Hmmm, this is one thing I'm unsure of. The enlargers we use only have a black control box with 3 variable control knobs: Soft, Brightness, and Hard.

Do the colors somehow relate to those controls, or is this something that I don't have?


----------



## Derrel (Nov 19, 2009)

I've got to second Ann's comments about five minute print devlopment times with a WTH? Five minutes is a ridiculously long time--so long that in a community school darkroom, you're likely to have contamination of white light from beginning darkroom workers doing dumb things like inserting negative carriers with the enlarger light on, or flipping the enlarger on to see better in the dark,etc,etc. Also, if the safelights are not truly "safe", some slight level of fogging could occur over a five minute development time.
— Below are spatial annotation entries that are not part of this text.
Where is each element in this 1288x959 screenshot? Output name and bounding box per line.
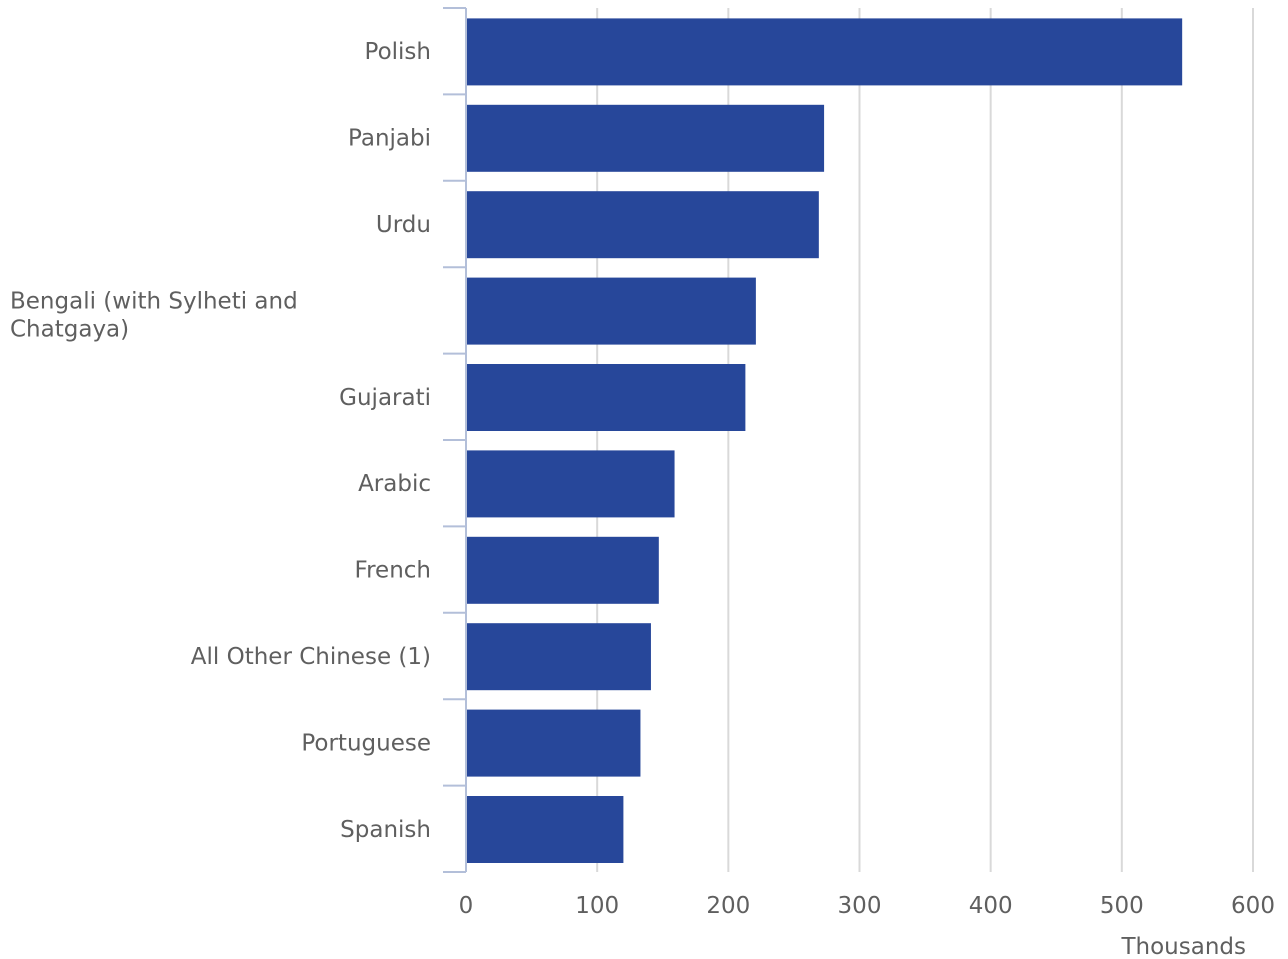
bar-9 — [466, 796, 624, 863]
category-label-0: Polish — [365, 39, 431, 65]
category-label-3: Bengali (with Sylheti and Chatgaya) — [10, 288, 298, 342]
category-label-5: Arabic — [358, 471, 431, 497]
bar-1 — [466, 104, 825, 172]
category-label-9: Spanish — [340, 817, 431, 843]
y-axis — [443, 7, 467, 873]
category-label-1: Panjabi — [348, 126, 431, 152]
x-tick-labels: 0 100 200 300 400 500 600 — [459, 893, 1275, 919]
x-tick-label-100: 100 — [575, 893, 619, 919]
x-tick-label-400: 400 — [969, 893, 1013, 919]
x-tick-label-600: 600 — [1231, 893, 1275, 919]
bar-6 — [466, 536, 659, 604]
x-tick-label-200: 200 — [706, 893, 750, 919]
bar-8 — [466, 709, 641, 777]
bar-3 — [466, 277, 756, 345]
category-label-6: French — [355, 558, 431, 584]
category-labels: Polish Panjabi Urdu Bengali (with Sylheti a… — [10, 39, 431, 843]
x-tick-label-0: 0 — [459, 893, 474, 919]
x-tick-label-300: 300 — [838, 893, 882, 919]
category-label-4: Gujarati — [339, 385, 431, 411]
bar-7 — [466, 623, 651, 691]
category-label-2: Urdu — [376, 212, 431, 238]
category-label-7: All Other Chinese (1) — [191, 644, 431, 670]
bar-5 — [466, 450, 675, 518]
bars — [466, 18, 1183, 863]
bar-4 — [466, 364, 746, 431]
x-tick-label-500: 500 — [1100, 893, 1144, 919]
x-axis-label: Thousands — [1120, 934, 1246, 959]
bar-0 — [466, 18, 1183, 86]
category-label-8: Portuguese — [301, 730, 431, 756]
bar-2 — [466, 191, 819, 259]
And a 1:19 developer concentration when your paper's manufacturer suggests a 1:9 dilution would be a clear,simple, obvious source of inadequate D-max on your blacks. If it calls for 1:9 and you were using 1:19, that would be the near-equivalent to using exhausted developer.

Safelight fogging of prints while in the developing tray is all too common. Also, try and develop face down in the tray and stick to a strict development time. Developing face down ensures that you stick to the time and are never tempted to "pull" a print early. [ Your instructor BTW, sounds like he or she deserves a C- grade.]


----------



## ann (Nov 19, 2009)

your being kind derrel i wouldn't even go with a c-, this type of instructor drives me crazy, and this person isn't the only one, i get to hear some wild stories from students. (un asked for, but delievered none the less)


----------